Transparency is a popular term in business today.  It is critical for all aspects of leadership and in compliance, but it is especially important in recruiting.

transparencyOver the years I have amassed quite a collection of stories where candidates, or organizations, were less than transparent, I am sad to report.  The consequences for such behavior can be severe.

For employers not to be transparent because they fear that disclosure will reflect badly on the company or the leadership team, or because they do not want to alienate (scare off) a prized candidate, is never appropriate.  This could do enormous harm to a candidate’s career reputation and even greatly impact his or her personal life.  Regrettably, I have heard those stories as well.

For candidates not to be forthcoming — or for the potential employer to be less than robust in their vetting process — can also cause financial harm and significant embarrassment.

A recruiter who fails to disclose a physician’s alcohol or drug addiction because of the pressure to earn a fee, or the hospital executive who turns a blind eye to the obvious warning flags because of pressure to meet budgeted revenue targets, is disturbing. When patients come to harm because of a lack of transparency, it is shameful.

Recruiting is not an open and shut process and mistakes are made, but legitimately missing something, and overtly withholding material information or failing to perform due diligence, are not even close to being the same thing.

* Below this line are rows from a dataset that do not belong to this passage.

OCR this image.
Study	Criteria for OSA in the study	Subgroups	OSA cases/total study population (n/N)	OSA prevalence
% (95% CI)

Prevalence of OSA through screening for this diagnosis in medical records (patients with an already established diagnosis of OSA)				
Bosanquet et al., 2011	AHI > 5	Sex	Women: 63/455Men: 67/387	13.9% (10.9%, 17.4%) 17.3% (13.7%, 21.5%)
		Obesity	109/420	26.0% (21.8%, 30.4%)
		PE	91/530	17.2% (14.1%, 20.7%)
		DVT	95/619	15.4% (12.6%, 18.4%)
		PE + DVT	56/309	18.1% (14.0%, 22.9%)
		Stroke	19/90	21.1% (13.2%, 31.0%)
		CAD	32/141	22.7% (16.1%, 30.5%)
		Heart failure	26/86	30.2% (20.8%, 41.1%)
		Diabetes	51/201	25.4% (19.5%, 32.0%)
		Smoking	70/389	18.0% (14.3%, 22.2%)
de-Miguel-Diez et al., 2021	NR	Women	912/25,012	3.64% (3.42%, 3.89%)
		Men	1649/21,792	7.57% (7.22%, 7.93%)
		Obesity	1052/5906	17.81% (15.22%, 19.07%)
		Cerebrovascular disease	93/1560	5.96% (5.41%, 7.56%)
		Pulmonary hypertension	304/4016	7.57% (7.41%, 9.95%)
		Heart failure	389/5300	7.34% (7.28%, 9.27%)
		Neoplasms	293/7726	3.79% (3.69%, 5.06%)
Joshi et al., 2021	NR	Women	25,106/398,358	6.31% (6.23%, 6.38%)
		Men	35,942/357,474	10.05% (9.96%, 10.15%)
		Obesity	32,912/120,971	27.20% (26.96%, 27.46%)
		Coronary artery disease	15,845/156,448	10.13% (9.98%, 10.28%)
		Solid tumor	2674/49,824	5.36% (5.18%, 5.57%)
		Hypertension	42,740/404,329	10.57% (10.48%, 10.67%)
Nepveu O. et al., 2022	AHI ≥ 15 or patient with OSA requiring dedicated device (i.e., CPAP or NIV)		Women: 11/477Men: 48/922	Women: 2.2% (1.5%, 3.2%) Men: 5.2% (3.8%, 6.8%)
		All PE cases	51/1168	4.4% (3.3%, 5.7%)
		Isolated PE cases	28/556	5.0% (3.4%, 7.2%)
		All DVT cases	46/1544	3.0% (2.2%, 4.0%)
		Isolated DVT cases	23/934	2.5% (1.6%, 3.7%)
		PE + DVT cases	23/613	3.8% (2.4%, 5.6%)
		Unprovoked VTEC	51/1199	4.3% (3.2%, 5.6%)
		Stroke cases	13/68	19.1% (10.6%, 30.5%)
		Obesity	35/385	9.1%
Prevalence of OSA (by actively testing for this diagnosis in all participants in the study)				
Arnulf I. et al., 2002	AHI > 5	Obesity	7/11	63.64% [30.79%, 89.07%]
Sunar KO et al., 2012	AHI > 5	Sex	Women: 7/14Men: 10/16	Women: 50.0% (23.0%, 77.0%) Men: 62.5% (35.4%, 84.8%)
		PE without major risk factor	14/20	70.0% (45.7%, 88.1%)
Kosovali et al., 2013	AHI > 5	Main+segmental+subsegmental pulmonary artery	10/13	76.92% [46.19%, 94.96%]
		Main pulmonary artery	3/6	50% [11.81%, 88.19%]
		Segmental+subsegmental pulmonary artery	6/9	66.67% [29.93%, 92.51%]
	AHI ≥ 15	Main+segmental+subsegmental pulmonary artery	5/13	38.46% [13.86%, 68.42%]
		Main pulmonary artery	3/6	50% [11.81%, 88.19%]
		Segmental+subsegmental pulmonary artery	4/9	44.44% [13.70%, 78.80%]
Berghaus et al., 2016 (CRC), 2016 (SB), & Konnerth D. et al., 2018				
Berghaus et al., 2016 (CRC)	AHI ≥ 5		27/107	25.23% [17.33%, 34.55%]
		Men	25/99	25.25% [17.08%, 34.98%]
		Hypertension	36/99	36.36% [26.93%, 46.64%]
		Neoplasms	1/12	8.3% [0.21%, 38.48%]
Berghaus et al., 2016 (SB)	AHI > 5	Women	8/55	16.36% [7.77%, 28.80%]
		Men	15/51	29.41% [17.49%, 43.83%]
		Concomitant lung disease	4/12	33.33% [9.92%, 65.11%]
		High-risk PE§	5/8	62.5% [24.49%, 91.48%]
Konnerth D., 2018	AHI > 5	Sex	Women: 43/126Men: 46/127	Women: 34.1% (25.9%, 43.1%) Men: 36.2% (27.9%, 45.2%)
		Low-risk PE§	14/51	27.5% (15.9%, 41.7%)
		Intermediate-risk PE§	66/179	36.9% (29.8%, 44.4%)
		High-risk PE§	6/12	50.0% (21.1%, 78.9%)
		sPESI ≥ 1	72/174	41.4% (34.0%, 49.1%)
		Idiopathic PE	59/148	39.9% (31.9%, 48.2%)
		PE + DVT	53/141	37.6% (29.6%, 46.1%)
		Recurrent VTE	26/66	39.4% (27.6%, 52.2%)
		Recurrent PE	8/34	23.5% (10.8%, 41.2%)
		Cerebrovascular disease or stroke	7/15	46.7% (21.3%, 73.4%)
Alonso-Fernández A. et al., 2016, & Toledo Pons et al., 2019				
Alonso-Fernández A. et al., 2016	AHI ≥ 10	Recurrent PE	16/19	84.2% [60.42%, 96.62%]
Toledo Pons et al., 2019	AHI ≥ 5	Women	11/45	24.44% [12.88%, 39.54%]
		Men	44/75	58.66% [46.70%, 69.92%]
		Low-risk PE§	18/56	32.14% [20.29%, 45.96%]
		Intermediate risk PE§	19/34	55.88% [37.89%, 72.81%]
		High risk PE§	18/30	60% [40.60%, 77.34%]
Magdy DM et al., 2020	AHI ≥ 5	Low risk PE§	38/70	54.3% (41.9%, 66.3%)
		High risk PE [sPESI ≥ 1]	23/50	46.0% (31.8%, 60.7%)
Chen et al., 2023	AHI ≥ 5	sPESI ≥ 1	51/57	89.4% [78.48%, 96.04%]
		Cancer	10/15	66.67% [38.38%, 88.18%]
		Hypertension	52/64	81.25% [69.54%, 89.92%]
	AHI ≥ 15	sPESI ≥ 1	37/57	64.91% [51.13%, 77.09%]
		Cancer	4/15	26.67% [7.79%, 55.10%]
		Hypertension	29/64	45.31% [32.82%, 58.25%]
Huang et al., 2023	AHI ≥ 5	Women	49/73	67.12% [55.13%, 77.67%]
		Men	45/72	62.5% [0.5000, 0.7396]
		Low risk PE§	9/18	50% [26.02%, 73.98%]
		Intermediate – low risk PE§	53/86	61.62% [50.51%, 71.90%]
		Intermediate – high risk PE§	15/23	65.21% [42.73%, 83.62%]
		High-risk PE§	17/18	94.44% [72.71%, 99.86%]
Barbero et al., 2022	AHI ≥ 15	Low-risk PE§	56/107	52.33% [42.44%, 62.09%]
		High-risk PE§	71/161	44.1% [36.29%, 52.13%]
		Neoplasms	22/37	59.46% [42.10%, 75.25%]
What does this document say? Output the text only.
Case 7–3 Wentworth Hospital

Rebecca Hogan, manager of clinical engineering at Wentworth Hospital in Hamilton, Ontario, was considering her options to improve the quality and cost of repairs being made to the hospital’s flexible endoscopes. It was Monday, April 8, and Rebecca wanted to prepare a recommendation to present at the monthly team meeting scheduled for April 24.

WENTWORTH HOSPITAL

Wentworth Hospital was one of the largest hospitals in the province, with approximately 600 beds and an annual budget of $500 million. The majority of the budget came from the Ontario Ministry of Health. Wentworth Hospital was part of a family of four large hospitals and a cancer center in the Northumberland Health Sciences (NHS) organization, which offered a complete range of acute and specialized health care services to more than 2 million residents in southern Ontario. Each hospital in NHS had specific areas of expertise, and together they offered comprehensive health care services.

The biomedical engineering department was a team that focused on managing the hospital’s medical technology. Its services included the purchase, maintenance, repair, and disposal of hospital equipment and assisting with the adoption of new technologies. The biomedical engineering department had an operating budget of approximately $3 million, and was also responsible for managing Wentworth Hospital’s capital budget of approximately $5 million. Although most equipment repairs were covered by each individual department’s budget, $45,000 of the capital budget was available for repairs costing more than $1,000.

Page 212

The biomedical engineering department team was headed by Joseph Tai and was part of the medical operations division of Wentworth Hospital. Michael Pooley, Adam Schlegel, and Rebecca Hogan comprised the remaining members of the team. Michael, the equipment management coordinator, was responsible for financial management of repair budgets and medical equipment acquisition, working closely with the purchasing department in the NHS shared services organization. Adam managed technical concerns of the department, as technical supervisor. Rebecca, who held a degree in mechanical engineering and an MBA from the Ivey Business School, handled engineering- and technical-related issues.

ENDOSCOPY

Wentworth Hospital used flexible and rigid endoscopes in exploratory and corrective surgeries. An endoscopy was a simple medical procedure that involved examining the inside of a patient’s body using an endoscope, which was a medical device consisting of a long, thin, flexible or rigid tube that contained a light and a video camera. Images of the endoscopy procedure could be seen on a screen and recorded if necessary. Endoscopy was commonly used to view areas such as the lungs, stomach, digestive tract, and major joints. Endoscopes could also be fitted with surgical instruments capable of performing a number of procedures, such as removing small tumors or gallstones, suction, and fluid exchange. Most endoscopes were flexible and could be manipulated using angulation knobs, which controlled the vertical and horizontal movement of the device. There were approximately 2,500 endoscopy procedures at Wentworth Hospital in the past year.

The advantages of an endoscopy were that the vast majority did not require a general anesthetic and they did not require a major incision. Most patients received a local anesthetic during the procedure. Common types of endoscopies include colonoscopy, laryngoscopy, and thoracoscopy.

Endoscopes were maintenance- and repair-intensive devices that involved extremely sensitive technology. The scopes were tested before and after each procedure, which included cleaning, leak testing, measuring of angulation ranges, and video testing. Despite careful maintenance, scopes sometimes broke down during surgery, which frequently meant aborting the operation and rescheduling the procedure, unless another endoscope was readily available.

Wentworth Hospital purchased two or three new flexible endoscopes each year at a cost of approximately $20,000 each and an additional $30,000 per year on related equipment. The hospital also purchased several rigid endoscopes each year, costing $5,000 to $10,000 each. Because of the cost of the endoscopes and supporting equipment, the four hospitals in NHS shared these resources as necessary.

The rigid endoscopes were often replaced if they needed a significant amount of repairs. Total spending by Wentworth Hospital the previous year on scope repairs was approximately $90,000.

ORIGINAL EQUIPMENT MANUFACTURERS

As a recruiter, I am lucky.  People tell me things.  Perhaps it is due to interviewing skills I learned as an investigative reporter in my earlier work life.  Or it could be that I ask, straight out, is there something I need to know in order to be transparent to the candidates, or to my client.

Have I missed things in the past?  Absolutely.  You cannot work in this industry and not have an occasional mistake.  Thankfully, mine have been few and very far between, and I would like to think that I have learned from my mistakes.  That, and on the candidate side, a three-hour face-to-face interview affords ample opportunity to glean things that you simply cannot discover in telephone or videoconference interviews, or an interview over dinner.

Candidates and employers must agree that transparency is a shared responsibility.  If both sides ask the hard questions, not just the polite, politically correct ones, you have a better chance at achieving transparency.

Here are some key questions/strategies:

Employers:

  • Is there anything in your background that, if it became public, would cause embarrassment for you, our organization and possibly limit your effectiveness?  (This typically opens the door and good people will usually disclose a prior DUI, treatments, or mistakes that led to termination, none of which are necessarily deal killers)
  • When we speak to former employers — former colleagues — at the appropriate time, what will they tell us about your performance?  (That is a truth alert question to the candidate:  be on notice, we may actually talk to people who are not on your reference list)
  • If there are gaps in the employment record, recruiters need to drill down on the causes.  If they are recent, they need to ask for references — peers and subordinates — who will speak to those issues
  • Employers should conduct in-depth background checks — we go back 15 years and are looking at court documents, the driving record, independently verifying employment dates, etc.  We are concerned with patterns of performance, behavior or outright deception

Executive Candidates:

  • Are the organization’s finances in stable condition?  How many days of cash on hand do you have?  Would you mind sharing year-to-day financials or the most recent audit report?
  • What is your current debt rating?  Do you anticipate any changes that could impact the organization’s access to capital?
  • Have there been any material changes in the market — physician defections, acquisitions, new competitors, etc. that would impact the organization’s performance and/or affect the performance deliverables?
  • Describe the culture of the organization in terms of what is sacred, how decisions get made, and the tone and style of the key members of the senior team.

Remember, most candidates who get the sack inside of two years were not pushed out because they lacked the credentials or experience but because they did not fit with the culture, or because they ran headlong into a major surprise — owing to a lack of transparency — that changed everything.

A final note to candidates, the longer a recruiter’s placement guarantee, the more they are invested in your success by digging deep to truly understand the employer’s culture, versus just getting enough information to close the deal.